For further information about IND requirements, please contact the Center for Biologics Evaluation and Research (CBER), Division of Regulatory Project Management, Office of Tissues and Advanced Therapies, at (240) 402-8190, or OTATRPMS@fda.hhs.gov. Please include a copy of this letter with your initial submission to CBER.
We request that you respond in writing within fifteen (15) working days from your receipt of this letter, outlining the specific steps you have taken or plan to take to address any violations and prevent their recurrence. Include any documentation necessary to show that the matters have been addressed. If you do not believe your products are in violation of the FD&C Act, PHS Act, or applicable regulations, include your reasoning and any supporting information for our consideration. If you cannot address these matters completely within fifteen (15) working days, please explain the reason for your delay and the time frame for completion.
Your response should be sent to the following address: Amy Graf, Compliance Officer, U.S. Food and Drug Administration, Office of Biological Products Operations – Division 2, 300 River Place Dr. – Suite 5900, Detroit, MI 48207 or emailed to Amy.Graf@fda.hhs.gov. If you have any questions, please contact Ms. Graf at (313) 393-2034 or via e-mail.
Karlton T. Watson
Program Division Director
Office of Biological Products Operations – Division 2
1 This letter does not address Vitti’s EV-PURE and WJ-PURE products, which are excluded from any reference to “your products” in this letter.

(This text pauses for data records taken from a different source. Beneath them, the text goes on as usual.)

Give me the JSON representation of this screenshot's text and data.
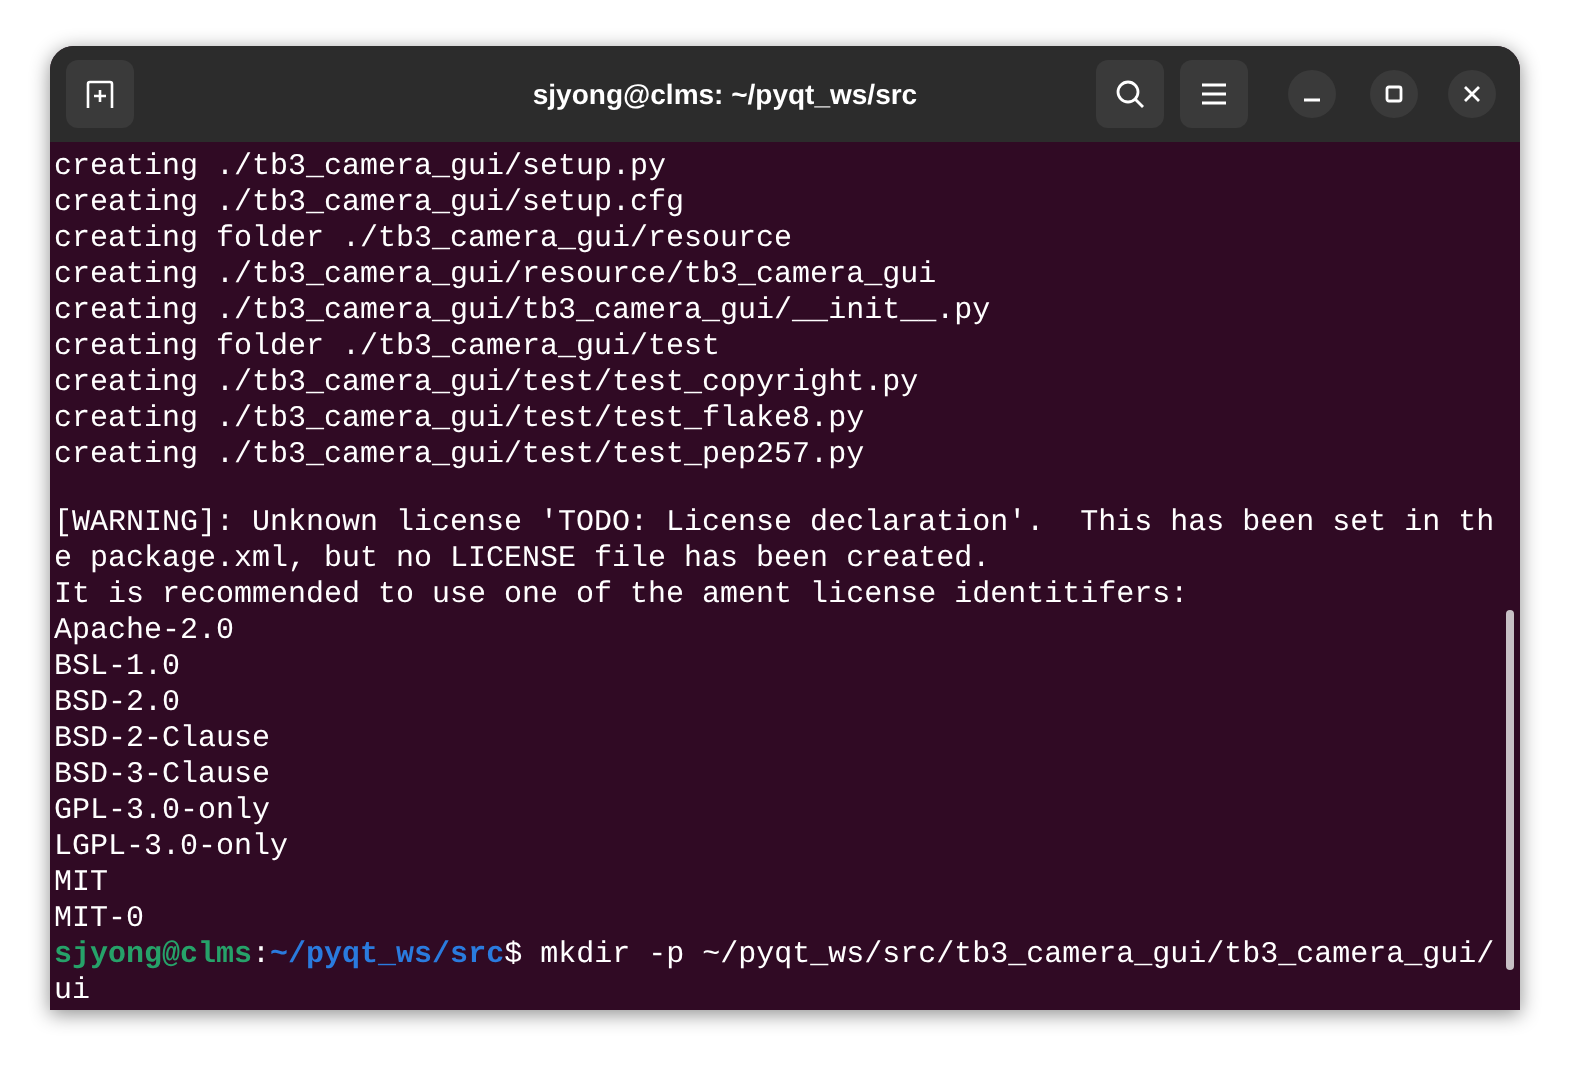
{
  "window": {
    "title": "sjyong@clms: ~/pyqt_ws/src"
  },
  "terminal": {
    "lines": [
      {
        "kind": "output",
        "text": "creating ./tb3_camera_gui/setup.py"
      },
      {
        "kind": "output",
        "text": "creating ./tb3_camera_gui/setup.cfg"
      },
      {
        "kind": "output",
        "text": "creating folder ./tb3_camera_gui/resource"
      },
      {
        "kind": "output",
        "text": "creating ./tb3_camera_gui/resource/tb3_camera_gui"
      },
      {
        "kind": "output",
        "text": "creating ./tb3_camera_gui/tb3_camera_gui/__init__.py"
      },
      {
        "kind": "output",
        "text": "creating folder ./tb3_camera_gui/test"
      },
      {
        "kind": "output",
        "text": "creating ./tb3_camera_gui/test/test_copyright.py"
      },
      {
        "kind": "output",
        "text": "creating ./tb3_camera_gui/test/test_flake8.py"
      },
      {
        "kind": "output",
        "text": "creating ./tb3_camera_gui/test/test_pep257.py"
      },
      {
        "kind": "blank"
      },
      {
        "kind": "output",
        "text": "[WARNING]: Unknown license 'TODO: License declaration'.  This has been set in th"
      },
      {
        "kind": "output",
        "text": "e package.xml, but no LICENSE file has been created."
      },
      {
        "kind": "output",
        "text": "It is recommended to use one of the ament license identitifers:"
      },
      {
        "kind": "output",
        "text": "Apache-2.0"
      },
      {
        "kind": "output",
        "text": "BSL-1.0"
      },
      {
        "kind": "output",
        "text": "BSD-2.0"
      },
      {
        "kind": "output",
        "text": "BSD-2-Clause"
      },
      {
        "kind": "output",
        "text": "BSD-3-Clause"
      },
      {
        "kind": "output",
        "text": "GPL-3.0-only"
      },
      {
        "kind": "output",
        "text": "LGPL-3.0-only"
      },
      {
        "kind": "output",
        "text": "MIT"
      },
      {
        "kind": "output",
        "text": "MIT-0"
      },
      {
        "kind": "prompt",
        "user": "sjyong@clms",
        "separator": ":",
        "path": "~/pyqt_ws/src",
        "command": "$ mkdir -p ~/pyqt_ws/src/tb3_camera_gui/tb3_camera_gui/"
      },
      {
        "kind": "output",
        "text": "ui"
      }
    ]
  }
}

2 Your umbilical cord derived products are manufactured for private label distributors using the same manufacturing process used for EV-PURE+, WJ-PURE+, and VITTI-PURE. The same instructions for use are provided. EVPURE+ is privately labeled as (b)(4). WJ-PURE+ is privately labeled as (b)(4), (b)(4), and (b)(4). VITTI-PURE is privately labeled as (b)(4), (b)(4), and (b)(4).
3 Your documentation of “Amniotic Membrane Processing Validation” only included (b)(4) batches. According to information you provided during the inspection, (b)(4) is an umbilical cord derived product.